Hunter didn't show up to class that day--I figured, so I texted him about how I decided to join another group of two and explained that he didn't carry his portion of the weight.

Long story short, he did not take it well. The flurry of offensive, life-threatening, degrading text messages popped up like an evil whack-a-mole. Every time those grey three dots appeared on the screen, my heartbeat pounded in my ears a level louder, and my phone always threatened to slip out of my clammy and numb hands despite me clutching it for dear life. Tears stained the collar of my shirt that was a part of my high school's dress code; the salty taste made my already dry throat rival the hottest of summers in Arizona.

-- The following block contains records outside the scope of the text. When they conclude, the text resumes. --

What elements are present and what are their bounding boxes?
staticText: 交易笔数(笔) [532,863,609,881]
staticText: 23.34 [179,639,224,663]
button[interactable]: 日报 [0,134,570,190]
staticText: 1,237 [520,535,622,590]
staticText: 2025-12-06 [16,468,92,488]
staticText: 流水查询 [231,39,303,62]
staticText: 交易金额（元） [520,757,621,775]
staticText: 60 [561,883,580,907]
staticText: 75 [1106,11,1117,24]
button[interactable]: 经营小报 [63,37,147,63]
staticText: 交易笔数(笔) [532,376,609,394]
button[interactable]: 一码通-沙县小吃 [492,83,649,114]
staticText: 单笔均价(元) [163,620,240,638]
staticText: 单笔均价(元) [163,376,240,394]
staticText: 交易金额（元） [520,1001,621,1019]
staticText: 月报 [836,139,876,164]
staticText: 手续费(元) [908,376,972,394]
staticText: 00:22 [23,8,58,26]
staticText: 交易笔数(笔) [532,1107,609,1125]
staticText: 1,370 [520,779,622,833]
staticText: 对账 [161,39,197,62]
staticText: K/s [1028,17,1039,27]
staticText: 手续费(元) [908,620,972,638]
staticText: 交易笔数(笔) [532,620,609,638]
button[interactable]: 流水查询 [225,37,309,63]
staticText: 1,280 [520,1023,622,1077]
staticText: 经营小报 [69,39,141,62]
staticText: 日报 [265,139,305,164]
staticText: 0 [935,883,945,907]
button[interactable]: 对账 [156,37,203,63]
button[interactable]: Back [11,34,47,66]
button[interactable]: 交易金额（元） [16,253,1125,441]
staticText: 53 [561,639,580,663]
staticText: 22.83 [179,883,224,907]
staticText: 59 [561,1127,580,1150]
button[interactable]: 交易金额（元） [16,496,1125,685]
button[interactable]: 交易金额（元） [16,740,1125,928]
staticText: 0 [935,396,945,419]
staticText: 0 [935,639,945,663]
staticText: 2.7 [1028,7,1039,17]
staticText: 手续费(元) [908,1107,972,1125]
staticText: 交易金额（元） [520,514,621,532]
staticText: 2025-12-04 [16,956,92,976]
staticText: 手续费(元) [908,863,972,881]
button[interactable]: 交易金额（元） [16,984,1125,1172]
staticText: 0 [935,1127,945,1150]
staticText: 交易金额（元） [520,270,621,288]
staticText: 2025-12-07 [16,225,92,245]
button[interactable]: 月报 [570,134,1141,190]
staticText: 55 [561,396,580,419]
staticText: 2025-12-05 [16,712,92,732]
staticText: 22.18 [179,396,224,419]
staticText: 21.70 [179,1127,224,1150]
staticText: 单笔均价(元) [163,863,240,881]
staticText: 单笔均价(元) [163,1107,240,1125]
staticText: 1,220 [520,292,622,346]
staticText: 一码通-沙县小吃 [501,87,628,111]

I fumbled over my own words, trying to explain the scenario and messages to my principal without completely breaking down.

Each text was the equivalent of a gong crashing, blasting in my eardrums. My panic and the strength to keep it contained swells like a grand crescendo during a concert as I recall his last text to me before his week-long suspension.

Your blood is on my hands, bitch.

Shayla, of course, took his side and blamed me for the entire thing. But, after failed attempts by our homeroom teacher for us to make amends, I had taken the hint that she wasn't going to come around, and when she tried to talk to me during his suspension, I had begun to heal--or at least convinced myself I did and cut her out of my life.

We haven't talked since, and I don't regret that decision to this day.

A year and a half of therapy had helped me realize that since then, anxiety was an unknown variable in an equation that I had to live with for the rest of my life. With my self-confidence and mental strength depleted, pessimism was my go-to for any inconvenience in my life, making the ability to connect with others a challenge.

I may have forgiven, but the hidden, emotional scars didn't let me forget.